The EU directive states that beyond an explicit prohibition of retaliation provided in law, it is crucial that reporting persons who suffer retaliation have access to legal remedies and compensation. Unless they are willing to pay a fortune and run against the State they do not have access to legal remedies. This is part of the problem. The compensation is always something that will be disputed by the entity about which the complaint has been made. These are existing cases I am speaking about. The directive states the appropriate remedy in each case should be determined by the type of retaliation suffered and that the damage caused in such cases should be compensated in full according to the national law. It states the appropriate remedy could take the form of action for reinstatement in the event of dismissal, transfer or demotion or of withholding of training or promotion. If a protected disclosure causes a person on a combined salary of €150,000 to €200,000 a year to be out sick that person loses all of this salary.

At the end of years and years of battling with the State agency or Department, the remedy does not in any way equate to the problems created for the person who made the protected disclosure in the first place.
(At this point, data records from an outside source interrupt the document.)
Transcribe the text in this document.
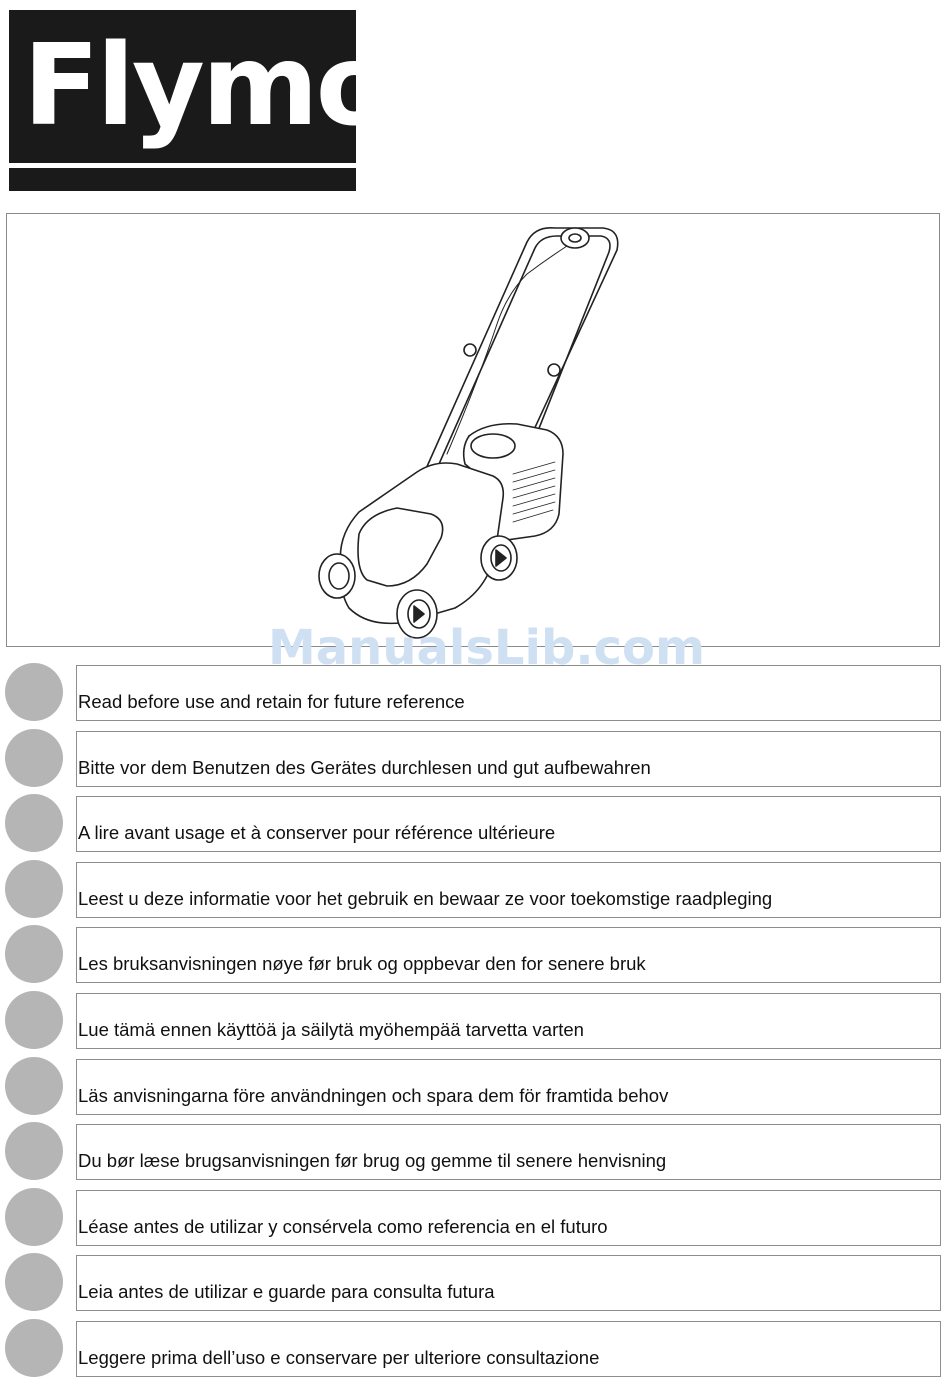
Flymo
ManualsLib.com
Read before use and retain for future reference
Bitte vor dem Benutzen des Gerätes durchlesen und gut aufbewahren
A lire avant usage et à conserver pour référence ultérieure
Leest u deze informatie voor het gebruik en bewaar ze voor toekomstige raadpleging
Les bruksanvisningen nøye før bruk og oppbevar den for senere bruk
Lue tämä ennen käyttöä ja säilytä myöhempää tarvetta varten
Läs anvisningarna före användningen och spara dem för framtida behov
Du bør læse brugsanvisningen før brug og gemme til senere henvisning
Léase antes de utilizar y consérvela como referencia en el futuro
Leia antes de utilizar e guarde para consulta futura
Leggere prima dell’uso e conservare per ulteriore consultazione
Neither does it address the issues. Nobody will tell the whistleblowers they were right or wrong or whatever. It is just a battle against the legal team. Only one case, which is from the private sector, ever ended up in court with regard to the legislation on protected disclosures because it costs too much to do it. As we discuss the Bill we are risking throwing all of those individuals in the system under the bus because the system refuses to deal with it. Somebody has to call a halt to this and insist that every Minister who ever took a protected disclosure from anyone should deal with it. I do not want to open the coffers of the State to all of these people but they should be judged and there should be an outcome. The EU directive mentions restoration of cancelled permit, licence or contract and compensation for actual and future losses, past wages and future loss of income, costs linked to a change of occupation, compensation for other economic damage such as legal expenses and costs of medical treatment and for intangible damage such as pain and suffering. None of this is happening. It is shocking.

As legislators we watch how legislation is created and passed in the Dáil and the arguments we all have on either side of the debate. Then we see it being abused. It is just wrong. There are cases like this and I am asking the Minister to look at them and inform himself on how people are being blackguarded and do something about it. I have read from the EU directive and I can tell the Minister I do not know many agencies in the State that are abiding by that law. This is why we will have an argument down the line about this. I do not think any legislation, and this legislation in particular, should be passed without addressing what we have already in the system and without addressing the abuse being heaped on these people on a daily basis. This abuse has nothing to do with the protected disclosure, by the way. It is an abuse of power by the legal teams in the State on either side. We have to ask ourselves why no case has been taken to the courts. What is going on? I can tell the Minister there are broken people watching us debating this and they are looking for an outcome. Some of the outcomes being suggested to them are farcical and wrong and we have to address them.